No artigo De narcisismo, celebridades, celetóides e subcelebridades: o caso Tessália e sua personagem Twittess, escrito por Alex Primo, dois dados por ele utilizados desnudam aquilo o que talvez não gostaríamos de saber: o primeiro diz respeito a uma pesquisa realizada em 2006 pelos ingleses da Pew Research Center, mostrando que 51% dos jovens de 18-25 anos afirmaram que “ser famoso” é um dos objetivos de sua geração. Essa alternativa perdeu apenas para “ficar rico”, que alcançou 81% das respostas. Outra pesquisa, publicada no jornal Daily Mail, mostrou que 1.500 crianças com até dez anos acreditavam que ser uma celebridade é “a melhor coisa do mundo”, seguida por boa aparência e riqueza.


São informações que dizem um bocado sobre o poder da visibilidade midiática nos dias atuais, uma visibilidade que provocou a aparição de um novo sistema hierárquico entre nós: quanto mais sou visto, mais tenho prestígio. Neste sentido, dinheiro, talento e mesmo a beleza tão perseguida na sociedade local deixam de ser o “artigo” de maior valor para dar lugar a reprodução, não necessariamente em grande escala, de rostos. Eles nos entretêm na TV, jornais, no You Tube, Facebook, Twitter, Tumblr, Instagram. Eles nos inspiram ou nos horrorizam, não importa.

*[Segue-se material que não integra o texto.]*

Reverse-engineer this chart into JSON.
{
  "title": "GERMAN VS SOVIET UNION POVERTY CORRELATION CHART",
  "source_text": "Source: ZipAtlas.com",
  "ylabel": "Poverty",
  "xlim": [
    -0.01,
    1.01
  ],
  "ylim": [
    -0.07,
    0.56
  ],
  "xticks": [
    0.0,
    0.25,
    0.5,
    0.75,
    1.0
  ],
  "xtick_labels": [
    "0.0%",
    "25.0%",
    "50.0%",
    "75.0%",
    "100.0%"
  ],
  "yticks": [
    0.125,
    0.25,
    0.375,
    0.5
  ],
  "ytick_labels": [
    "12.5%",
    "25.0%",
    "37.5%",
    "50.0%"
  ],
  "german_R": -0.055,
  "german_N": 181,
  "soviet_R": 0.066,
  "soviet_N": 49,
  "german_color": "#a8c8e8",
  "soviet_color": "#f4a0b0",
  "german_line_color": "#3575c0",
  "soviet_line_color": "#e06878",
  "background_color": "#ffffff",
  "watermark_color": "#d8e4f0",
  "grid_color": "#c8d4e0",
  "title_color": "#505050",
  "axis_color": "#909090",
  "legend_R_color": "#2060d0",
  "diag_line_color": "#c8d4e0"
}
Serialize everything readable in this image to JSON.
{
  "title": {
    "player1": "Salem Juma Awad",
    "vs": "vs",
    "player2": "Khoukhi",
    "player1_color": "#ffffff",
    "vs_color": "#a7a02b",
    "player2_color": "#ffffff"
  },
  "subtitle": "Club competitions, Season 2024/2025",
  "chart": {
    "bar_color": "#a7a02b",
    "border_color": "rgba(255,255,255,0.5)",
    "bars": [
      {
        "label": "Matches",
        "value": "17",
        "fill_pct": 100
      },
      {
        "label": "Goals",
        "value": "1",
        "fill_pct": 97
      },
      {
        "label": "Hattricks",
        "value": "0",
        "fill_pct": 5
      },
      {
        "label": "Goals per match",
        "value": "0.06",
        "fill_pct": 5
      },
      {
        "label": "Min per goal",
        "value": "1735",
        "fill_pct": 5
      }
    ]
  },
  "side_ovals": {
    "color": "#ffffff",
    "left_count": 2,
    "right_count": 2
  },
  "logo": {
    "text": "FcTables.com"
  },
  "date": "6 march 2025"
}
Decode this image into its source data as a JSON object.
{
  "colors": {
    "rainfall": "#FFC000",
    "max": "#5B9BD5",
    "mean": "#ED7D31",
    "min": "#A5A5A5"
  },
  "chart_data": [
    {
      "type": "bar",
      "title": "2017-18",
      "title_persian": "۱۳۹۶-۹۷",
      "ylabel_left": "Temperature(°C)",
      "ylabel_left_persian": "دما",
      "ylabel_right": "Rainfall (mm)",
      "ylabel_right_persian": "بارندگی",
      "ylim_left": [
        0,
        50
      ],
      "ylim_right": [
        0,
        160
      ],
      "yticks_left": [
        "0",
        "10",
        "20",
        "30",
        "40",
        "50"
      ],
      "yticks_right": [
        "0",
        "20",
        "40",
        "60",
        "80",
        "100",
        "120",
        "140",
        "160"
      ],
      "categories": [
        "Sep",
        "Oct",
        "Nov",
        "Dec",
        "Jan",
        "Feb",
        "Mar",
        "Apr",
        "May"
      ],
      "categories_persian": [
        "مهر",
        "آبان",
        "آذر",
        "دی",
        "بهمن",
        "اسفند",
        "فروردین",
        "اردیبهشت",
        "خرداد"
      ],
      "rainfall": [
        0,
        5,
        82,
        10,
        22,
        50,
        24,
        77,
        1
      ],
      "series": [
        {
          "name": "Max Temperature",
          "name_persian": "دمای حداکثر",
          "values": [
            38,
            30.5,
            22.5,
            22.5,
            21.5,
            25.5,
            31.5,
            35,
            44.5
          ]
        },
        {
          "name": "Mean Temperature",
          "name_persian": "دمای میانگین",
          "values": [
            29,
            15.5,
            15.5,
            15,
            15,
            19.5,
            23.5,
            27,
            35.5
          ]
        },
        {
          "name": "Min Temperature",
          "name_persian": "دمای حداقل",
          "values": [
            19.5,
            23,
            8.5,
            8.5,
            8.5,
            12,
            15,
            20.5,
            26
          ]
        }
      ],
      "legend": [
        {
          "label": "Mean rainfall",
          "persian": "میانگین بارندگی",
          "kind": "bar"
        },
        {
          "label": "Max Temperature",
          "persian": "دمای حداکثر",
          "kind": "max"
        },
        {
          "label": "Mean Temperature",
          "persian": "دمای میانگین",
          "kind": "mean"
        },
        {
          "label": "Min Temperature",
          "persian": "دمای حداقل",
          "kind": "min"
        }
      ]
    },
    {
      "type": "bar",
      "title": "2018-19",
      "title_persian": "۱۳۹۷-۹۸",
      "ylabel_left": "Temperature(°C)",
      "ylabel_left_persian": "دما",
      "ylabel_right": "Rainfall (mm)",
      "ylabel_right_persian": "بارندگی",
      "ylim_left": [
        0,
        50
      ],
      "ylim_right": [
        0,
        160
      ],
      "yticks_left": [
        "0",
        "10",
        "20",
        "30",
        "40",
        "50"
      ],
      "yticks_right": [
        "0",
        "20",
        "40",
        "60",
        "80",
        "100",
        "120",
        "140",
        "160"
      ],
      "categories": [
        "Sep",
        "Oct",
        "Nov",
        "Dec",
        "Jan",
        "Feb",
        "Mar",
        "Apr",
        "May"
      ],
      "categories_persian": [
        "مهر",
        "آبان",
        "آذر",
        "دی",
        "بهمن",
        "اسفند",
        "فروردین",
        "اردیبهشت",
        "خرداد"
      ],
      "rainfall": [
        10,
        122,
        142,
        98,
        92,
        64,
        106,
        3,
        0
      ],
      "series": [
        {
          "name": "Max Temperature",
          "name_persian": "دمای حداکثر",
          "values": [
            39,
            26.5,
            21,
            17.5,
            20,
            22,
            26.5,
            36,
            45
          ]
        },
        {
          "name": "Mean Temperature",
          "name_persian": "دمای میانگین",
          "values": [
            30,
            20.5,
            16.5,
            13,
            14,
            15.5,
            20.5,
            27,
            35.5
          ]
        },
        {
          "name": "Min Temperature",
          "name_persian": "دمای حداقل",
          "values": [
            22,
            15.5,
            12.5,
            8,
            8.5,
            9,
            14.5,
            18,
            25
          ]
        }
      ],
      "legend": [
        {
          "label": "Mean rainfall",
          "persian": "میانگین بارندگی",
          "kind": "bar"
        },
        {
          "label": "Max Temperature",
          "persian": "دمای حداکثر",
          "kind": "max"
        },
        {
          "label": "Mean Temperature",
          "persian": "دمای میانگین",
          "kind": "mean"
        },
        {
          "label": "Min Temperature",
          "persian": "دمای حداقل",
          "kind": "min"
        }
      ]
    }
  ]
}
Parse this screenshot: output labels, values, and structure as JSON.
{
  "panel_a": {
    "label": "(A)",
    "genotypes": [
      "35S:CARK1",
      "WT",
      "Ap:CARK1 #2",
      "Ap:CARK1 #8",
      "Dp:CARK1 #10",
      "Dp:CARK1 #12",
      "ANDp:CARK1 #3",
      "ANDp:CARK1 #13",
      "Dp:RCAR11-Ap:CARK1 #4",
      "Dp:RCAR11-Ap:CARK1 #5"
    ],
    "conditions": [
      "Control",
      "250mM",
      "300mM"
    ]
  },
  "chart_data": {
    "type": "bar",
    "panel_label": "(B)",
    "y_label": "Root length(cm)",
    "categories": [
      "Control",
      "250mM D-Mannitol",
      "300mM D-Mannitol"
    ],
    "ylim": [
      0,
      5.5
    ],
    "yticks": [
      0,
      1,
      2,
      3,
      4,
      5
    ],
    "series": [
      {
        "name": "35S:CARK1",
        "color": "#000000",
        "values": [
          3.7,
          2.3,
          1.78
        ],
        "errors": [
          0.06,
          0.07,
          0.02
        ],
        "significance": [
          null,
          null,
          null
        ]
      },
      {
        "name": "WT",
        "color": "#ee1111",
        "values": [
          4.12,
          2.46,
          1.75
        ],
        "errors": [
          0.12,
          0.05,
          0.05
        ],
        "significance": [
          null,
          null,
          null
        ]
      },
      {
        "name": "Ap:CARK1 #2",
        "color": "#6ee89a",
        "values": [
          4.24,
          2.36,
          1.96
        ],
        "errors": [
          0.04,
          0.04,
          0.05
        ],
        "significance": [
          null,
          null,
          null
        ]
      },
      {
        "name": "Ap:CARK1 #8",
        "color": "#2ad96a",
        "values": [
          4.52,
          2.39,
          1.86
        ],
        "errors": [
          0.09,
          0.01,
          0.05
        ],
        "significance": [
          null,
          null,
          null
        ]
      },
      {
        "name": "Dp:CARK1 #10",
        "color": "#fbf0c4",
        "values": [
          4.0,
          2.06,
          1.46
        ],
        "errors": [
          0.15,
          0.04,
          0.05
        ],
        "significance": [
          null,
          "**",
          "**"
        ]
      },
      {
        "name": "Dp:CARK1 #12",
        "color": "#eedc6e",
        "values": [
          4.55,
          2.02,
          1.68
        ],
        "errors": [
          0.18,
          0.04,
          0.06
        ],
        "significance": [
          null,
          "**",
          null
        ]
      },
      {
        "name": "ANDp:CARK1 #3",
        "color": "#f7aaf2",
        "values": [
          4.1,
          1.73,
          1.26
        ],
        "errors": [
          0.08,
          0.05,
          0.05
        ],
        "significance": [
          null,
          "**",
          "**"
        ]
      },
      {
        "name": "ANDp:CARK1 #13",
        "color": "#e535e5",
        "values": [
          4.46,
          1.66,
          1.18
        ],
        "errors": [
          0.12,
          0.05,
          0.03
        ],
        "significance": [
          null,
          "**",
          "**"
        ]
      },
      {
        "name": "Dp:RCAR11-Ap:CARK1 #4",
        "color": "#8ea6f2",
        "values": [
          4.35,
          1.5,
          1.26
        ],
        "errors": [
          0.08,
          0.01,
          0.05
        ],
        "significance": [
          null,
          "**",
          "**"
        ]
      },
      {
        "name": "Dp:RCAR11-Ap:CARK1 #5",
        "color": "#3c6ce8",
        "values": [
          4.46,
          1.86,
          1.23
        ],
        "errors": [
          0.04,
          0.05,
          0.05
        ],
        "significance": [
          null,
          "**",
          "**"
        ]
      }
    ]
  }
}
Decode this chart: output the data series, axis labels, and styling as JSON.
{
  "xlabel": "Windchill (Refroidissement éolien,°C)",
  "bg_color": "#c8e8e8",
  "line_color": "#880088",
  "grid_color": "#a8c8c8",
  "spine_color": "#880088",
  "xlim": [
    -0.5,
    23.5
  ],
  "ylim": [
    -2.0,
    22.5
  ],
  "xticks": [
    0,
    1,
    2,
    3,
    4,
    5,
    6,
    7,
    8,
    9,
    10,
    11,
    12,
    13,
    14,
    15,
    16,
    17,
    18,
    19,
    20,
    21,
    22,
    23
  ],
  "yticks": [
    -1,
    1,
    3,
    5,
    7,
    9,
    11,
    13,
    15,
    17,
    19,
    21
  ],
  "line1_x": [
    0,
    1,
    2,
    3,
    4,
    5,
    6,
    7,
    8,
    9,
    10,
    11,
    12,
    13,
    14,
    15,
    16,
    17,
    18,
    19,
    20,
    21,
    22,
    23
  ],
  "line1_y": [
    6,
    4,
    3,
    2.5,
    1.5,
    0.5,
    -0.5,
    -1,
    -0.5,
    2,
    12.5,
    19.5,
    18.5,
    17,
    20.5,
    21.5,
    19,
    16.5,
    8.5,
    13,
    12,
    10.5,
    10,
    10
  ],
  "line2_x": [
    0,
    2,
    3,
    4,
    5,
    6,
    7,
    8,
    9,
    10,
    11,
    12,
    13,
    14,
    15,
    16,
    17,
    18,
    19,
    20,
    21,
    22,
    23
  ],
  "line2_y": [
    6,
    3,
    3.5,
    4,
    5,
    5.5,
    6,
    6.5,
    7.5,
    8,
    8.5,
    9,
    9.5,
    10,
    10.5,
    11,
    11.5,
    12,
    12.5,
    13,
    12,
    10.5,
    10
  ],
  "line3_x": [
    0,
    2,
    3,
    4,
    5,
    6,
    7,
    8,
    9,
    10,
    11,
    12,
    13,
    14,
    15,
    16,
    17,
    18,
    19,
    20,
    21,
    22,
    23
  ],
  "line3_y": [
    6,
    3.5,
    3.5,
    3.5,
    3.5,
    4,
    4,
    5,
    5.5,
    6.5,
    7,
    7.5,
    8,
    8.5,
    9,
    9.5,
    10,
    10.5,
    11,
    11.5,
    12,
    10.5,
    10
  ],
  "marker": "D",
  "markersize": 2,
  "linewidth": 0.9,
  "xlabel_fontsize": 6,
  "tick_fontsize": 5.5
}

O que importa é aparecer.

No Brasil, o tema vem se tornando cada vez mais frequente nas universidades, com vários pesquisadores estudando tanto as celebridades quanto o impulso social em tornar-se uma. Tais análises estão mais concentradas na área de comunicação, com jogadores de futebol, participantes de realitys shows e nomes da música pop como principais objetos de estudo (é o caso A mídia e a construção das celebridades: uma abordagem praxiológica, onde Paula Guimarães Simões faz uma ponte entre celebridades e filosofia; ou Cultura da mídia e celebridades midiáticas do contemporâneo: Madonna e Avril Lavigne, de João Osvaldo Matta). Outras áreas que surgem demonstrando interesse pelos midiáticos são a psicologia, o direito e a sociologia, a partir de onde são analisados fenômenos ligados a comportamentos de identificação, oposição e adesão; direito a privacidade/exposição; hierarquização, relações de poder e de consumo, etc.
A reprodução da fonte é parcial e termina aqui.